1. We are given the half-equation: 
   Cr(OH)₄^- + OH^- → CrO₄^2- + H₂O + ne^-.
2. First, let's balance the equation in terms of oxygen atoms and hydrogen atoms:
   • The left side has 4 hydroxide ions (OH^-) attached to Cr, and one more OH^- is added to the equation.
   • On the right side, CrO₄^2- contains 4 oxygen atoms, and H₂O contains one oxygen atom.

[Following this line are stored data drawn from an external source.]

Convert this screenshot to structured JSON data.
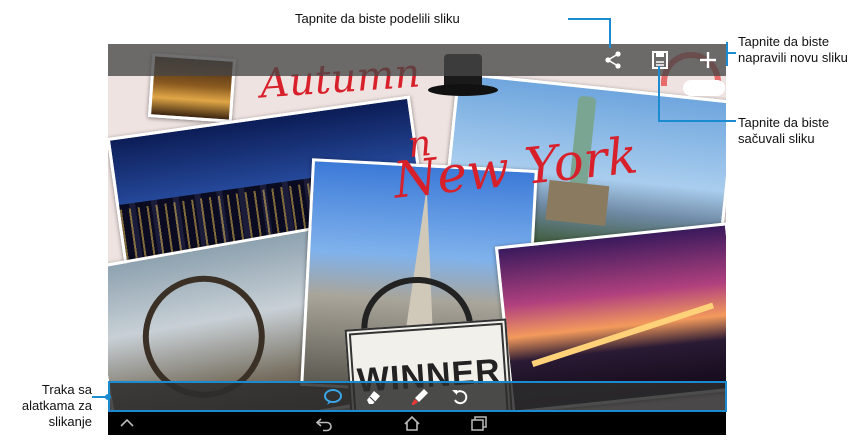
{
  "topbar": {
    "icons": [
      "share-icon",
      "save-icon",
      "plus-icon"
    ]
  },
  "drawing": {
    "scribbles": [
      "Autumn",
      "n",
      "New York"
    ],
    "stamp_text": "WINNER"
  },
  "toolbar": {
    "tools": [
      "speech-bubble-icon",
      "eraser-icon",
      "brush-icon",
      "undo-icon"
    ]
  },
  "navbar": {
    "icons": [
      "up-chevron-icon",
      "back-icon",
      "home-icon",
      "recent-apps-icon"
    ]
  },
  "callouts": {
    "share": "Tapnite da biste podelili sliku",
    "new": "Tapnite da biste napravili novu sliku",
    "save": "Tapnite da biste sačuvali sliku",
    "toolbar": "Traka sa alatkama za slikanje"
  },
  "colors": {
    "accent": "#1a8bd0",
    "scribble": "#d8202a"
  }
}
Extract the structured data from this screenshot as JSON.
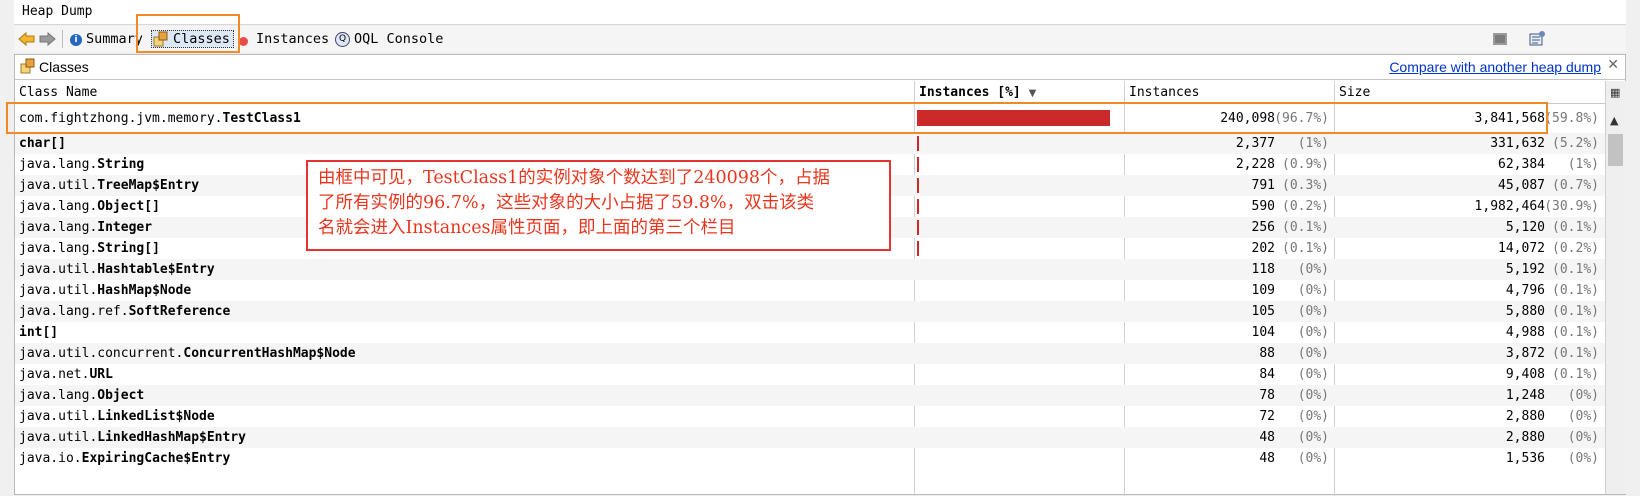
{
  "window": {
    "title": "Heap Dump"
  },
  "toolbar": {
    "summary_label": "Summary",
    "classes_label": "Classes",
    "instances_label": "Instances",
    "oql_label": "OQL Console"
  },
  "panel": {
    "title": "Classes",
    "compare_link": "Compare with another heap dump",
    "close_glyph": "✕"
  },
  "table": {
    "headers": {
      "class_name": "Class Name",
      "instances_pct": "Instances [%]",
      "instances": "Instances",
      "size": "Size"
    },
    "sort_indicator": "▼",
    "rows": [
      {
        "pkg": "com.fightzhong.jvm.memory.",
        "cls": "TestClass1",
        "pct": 96.7,
        "instances": "240,098",
        "inst_pct": "(96.7%)",
        "size": "3,841,568",
        "size_pct": "(59.8%)"
      },
      {
        "pkg": "",
        "cls": "char[]",
        "pct": 1,
        "instances": "2,377",
        "inst_pct": "(1%)",
        "size": "331,632",
        "size_pct": "(5.2%)"
      },
      {
        "pkg": "java.lang.",
        "cls": "String",
        "pct": 0.9,
        "instances": "2,228",
        "inst_pct": "(0.9%)",
        "size": "62,384",
        "size_pct": "(1%)"
      },
      {
        "pkg": "java.util.",
        "cls": "TreeMap$Entry",
        "pct": 0.3,
        "instances": "791",
        "inst_pct": "(0.3%)",
        "size": "45,087",
        "size_pct": "(0.7%)"
      },
      {
        "pkg": "java.lang.",
        "cls": "Object[]",
        "pct": 0.2,
        "instances": "590",
        "inst_pct": "(0.2%)",
        "size": "1,982,464",
        "size_pct": "(30.9%)"
      },
      {
        "pkg": "java.lang.",
        "cls": "Integer",
        "pct": 0.1,
        "instances": "256",
        "inst_pct": "(0.1%)",
        "size": "5,120",
        "size_pct": "(0.1%)"
      },
      {
        "pkg": "java.lang.",
        "cls": "String[]",
        "pct": 0.1,
        "instances": "202",
        "inst_pct": "(0.1%)",
        "size": "14,072",
        "size_pct": "(0.2%)"
      },
      {
        "pkg": "java.util.",
        "cls": "Hashtable$Entry",
        "pct": 0,
        "instances": "118",
        "inst_pct": "(0%)",
        "size": "5,192",
        "size_pct": "(0.1%)"
      },
      {
        "pkg": "java.util.",
        "cls": "HashMap$Node",
        "pct": 0,
        "instances": "109",
        "inst_pct": "(0%)",
        "size": "4,796",
        "size_pct": "(0.1%)"
      },
      {
        "pkg": "java.lang.ref.",
        "cls": "SoftReference",
        "pct": 0,
        "instances": "105",
        "inst_pct": "(0%)",
        "size": "5,880",
        "size_pct": "(0.1%)"
      },
      {
        "pkg": "",
        "cls": "int[]",
        "pct": 0,
        "instances": "104",
        "inst_pct": "(0%)",
        "size": "4,988",
        "size_pct": "(0.1%)"
      },
      {
        "pkg": "java.util.concurrent.",
        "cls": "ConcurrentHashMap$Node",
        "pct": 0,
        "instances": "88",
        "inst_pct": "(0%)",
        "size": "3,872",
        "size_pct": "(0.1%)"
      },
      {
        "pkg": "java.net.",
        "cls": "URL",
        "pct": 0,
        "instances": "84",
        "inst_pct": "(0%)",
        "size": "9,408",
        "size_pct": "(0.1%)"
      },
      {
        "pkg": "java.lang.",
        "cls": "Object",
        "pct": 0,
        "instances": "78",
        "inst_pct": "(0%)",
        "size": "1,248",
        "size_pct": "(0%)"
      },
      {
        "pkg": "java.util.",
        "cls": "LinkedList$Node",
        "pct": 0,
        "instances": "72",
        "inst_pct": "(0%)",
        "size": "2,880",
        "size_pct": "(0%)"
      },
      {
        "pkg": "java.util.",
        "cls": "LinkedHashMap$Entry",
        "pct": 0,
        "instances": "48",
        "inst_pct": "(0%)",
        "size": "2,880",
        "size_pct": "(0%)"
      },
      {
        "pkg": "java.io.",
        "cls": "ExpiringCache$Entry",
        "pct": 0,
        "instances": "48",
        "inst_pct": "(0%)",
        "size": "1,536",
        "size_pct": "(0%)"
      }
    ]
  },
  "annotation": {
    "lines": [
      "由框中可见，TestClass1的实例对象个数达到了240098个，占据",
      "了所有实例的96.7%，这些对象的大小占据了59.8%，双击该类",
      "名就会进入Instances属性页面，即上面的第三个栏目"
    ]
  },
  "colors": {
    "bar": "#cc2a2a",
    "highlight_box": "#f08a24",
    "note_border": "#e53333",
    "note_text": "#e8361e",
    "link": "#0033cc"
  }
}
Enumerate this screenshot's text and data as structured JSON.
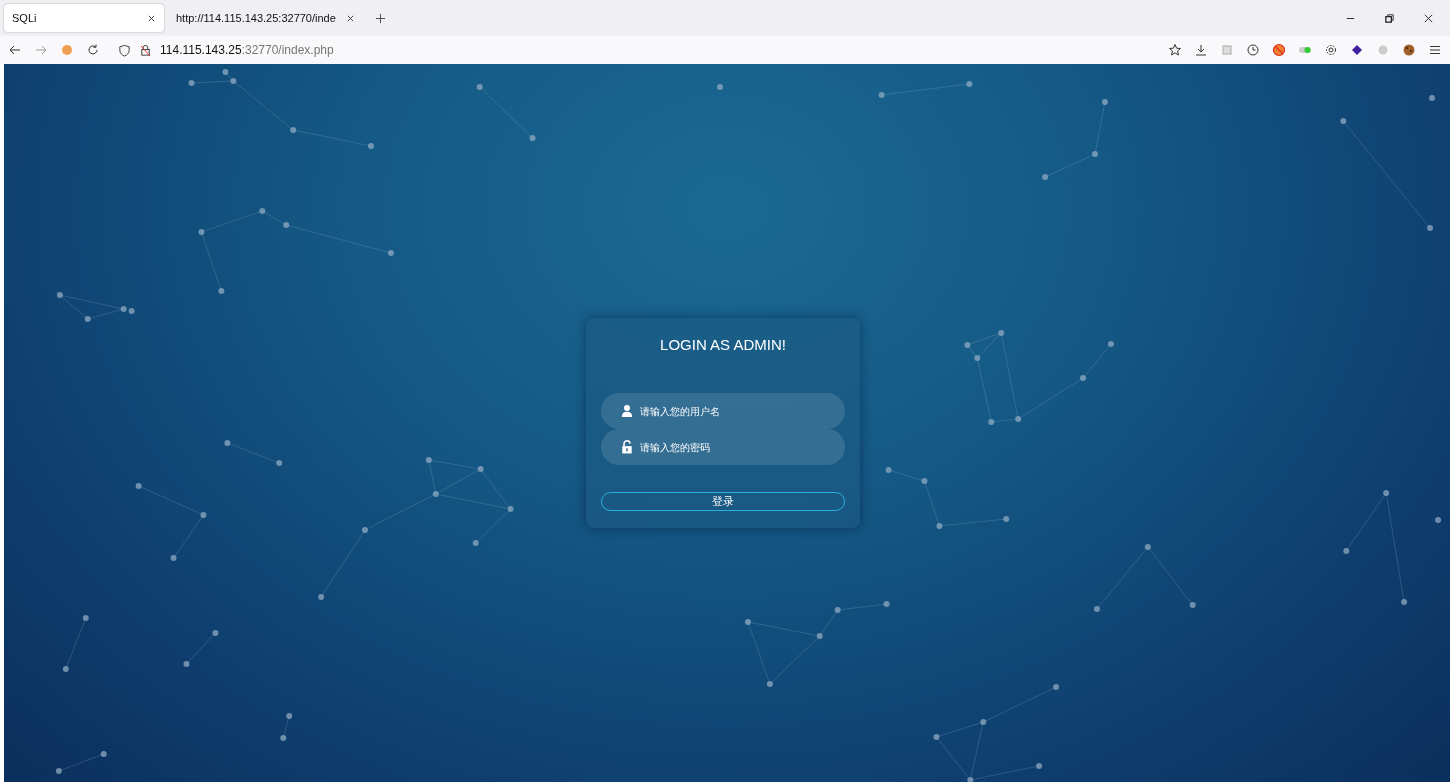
{
  "tabs": [
    {
      "label": "SQLi",
      "selected": true
    },
    {
      "label": "http://114.115.143.25:32770/inde",
      "selected": false
    }
  ],
  "address": {
    "host": "114.115.143.25",
    "rest": ":32770/index.php"
  },
  "login": {
    "title": "LOGIN AS ADMIN!",
    "fields": [
      {
        "kind": "user",
        "placeholder": "请输入您的用户名"
      },
      {
        "kind": "password",
        "placeholder": "请输入您的密码"
      }
    ],
    "button": "登录"
  }
}
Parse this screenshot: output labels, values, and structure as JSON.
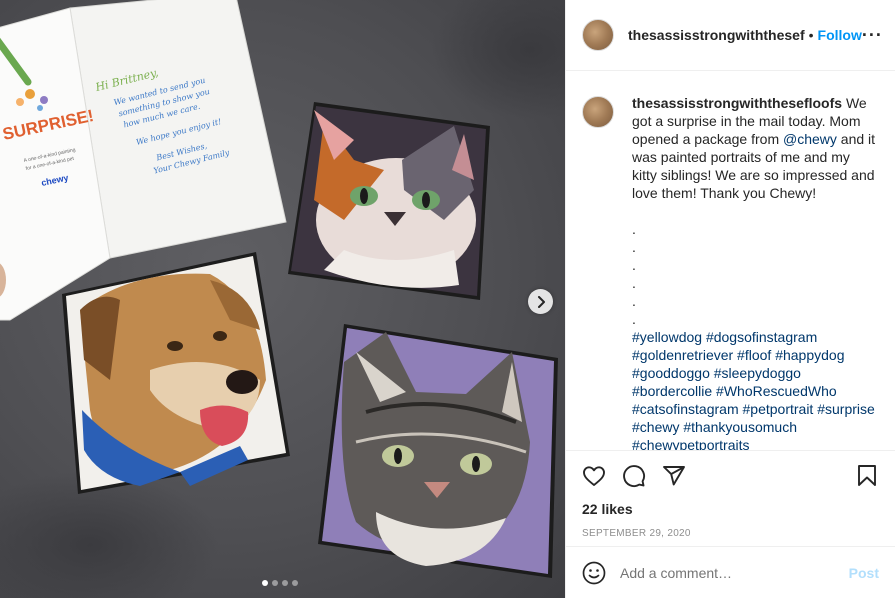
{
  "photo": {
    "card": {
      "surprise": "SURPRISE!",
      "tagline_1": "A one-of-a-kind painting",
      "tagline_2": "for a one-of-a-kind pet",
      "brand": "chewy",
      "greeting": "Hi Brittney,",
      "line_1": "We wanted to send you",
      "line_2": "something to show you",
      "line_3": "how much we care.",
      "line_4": "We hope you enjoy it!",
      "line_5": "Best Wishes,",
      "line_6": "Your Chewy Family"
    },
    "carousel": {
      "dots": 4,
      "active_dot": 1
    }
  },
  "header": {
    "username": "thesassisstrongwiththesef",
    "separator": "•",
    "follow_label": "Follow",
    "more_label": "···"
  },
  "caption": {
    "username": "thesassisstrongwiththesefloofs",
    "text_1": "We got a surprise in the mail today. Mom opened a package from ",
    "mention": "@chewy",
    "text_2": " and it was painted portraits of me and my kitty siblings! We are so impressed and love them! Thank you Chewy!",
    "dots": [
      ".",
      ".",
      ".",
      ".",
      ".",
      "."
    ],
    "hashtags": "#yellowdog #dogsofinstagram #goldenretriever #floof #happydog #gooddoggo #sleepydoggo #bordercollie #WhoRescuedWho #catsofinstagram #petportrait #surprise #chewy #thankyousomuch #chewypetportraits"
  },
  "actions": {
    "like_icon": "heart-icon",
    "comment_icon": "comment-icon",
    "share_icon": "share-icon",
    "save_icon": "bookmark-icon",
    "likes": "22 likes",
    "date": "SEPTEMBER 29, 2020"
  },
  "add_comment": {
    "emoji_icon": "smiley-icon",
    "placeholder": "Add a comment…",
    "post_label": "Post"
  },
  "colors": {
    "follow": "#0095f6",
    "link": "#00376b",
    "post_disabled": "#b2dffc",
    "muted": "#8e8e8e"
  }
}
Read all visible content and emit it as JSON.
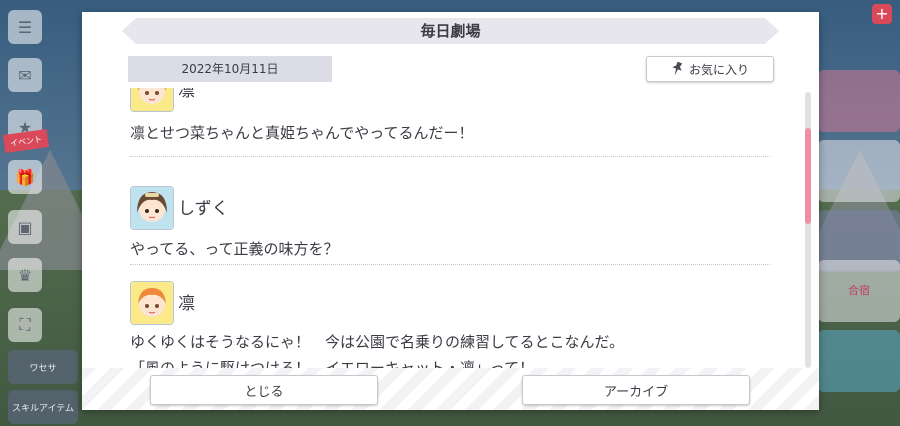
{
  "background": {
    "side_badges": [
      "イベント",
      "ワセサ",
      "スキルアイテム"
    ],
    "right_labels": [
      "合宿"
    ]
  },
  "dialog": {
    "title": "毎日劇場",
    "date": "2022年10月11日",
    "favorite_label": "お気に入り",
    "entries": [
      {
        "speaker": "凛",
        "lines": [
          "凛とせつ菜ちゃんと真姫ちゃんでやってるんだー！"
        ]
      },
      {
        "speaker": "しずく",
        "lines": [
          "やってる、って正義の味方を？"
        ]
      },
      {
        "speaker": "凛",
        "lines": [
          "ゆくゆくはそうなるにゃ！　今は公園で名乗りの練習してるとこなんだ。",
          "「風のように駆けつける！　イエローキャット・凛」って！"
        ]
      }
    ],
    "close_label": "とじる",
    "archive_label": "アーカイブ"
  },
  "colors": {
    "scroll_thumb": "#ef8fa3",
    "title_bar": "#e6e6ec",
    "date_chip": "#dcdce6",
    "text": "#3b3b45"
  }
}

3. Now, balance the charge:
   • On the left side, the charge is -1 from Cr(OH)₄^- and -1 from OH^-, giving a total charge of -2.
   • On the right side, CrO₄^2- carries a -2 charge, while H₂O is neutral.
4. The number of electrons, n, required to balance the charge difference is 3. The charge on the left side is -2, and the right side is -2. To balance the equation, three electrons are required on the left side.

Concept

• In redox reactions, the number of electrons (n) is required to balance the change in oxidation states and charges on both sides of the equation.
• In this case, three electrons are required to balance the charge between the reactant and product sides.
• Balancing oxidation states and charges is essential in determining the correct value of n.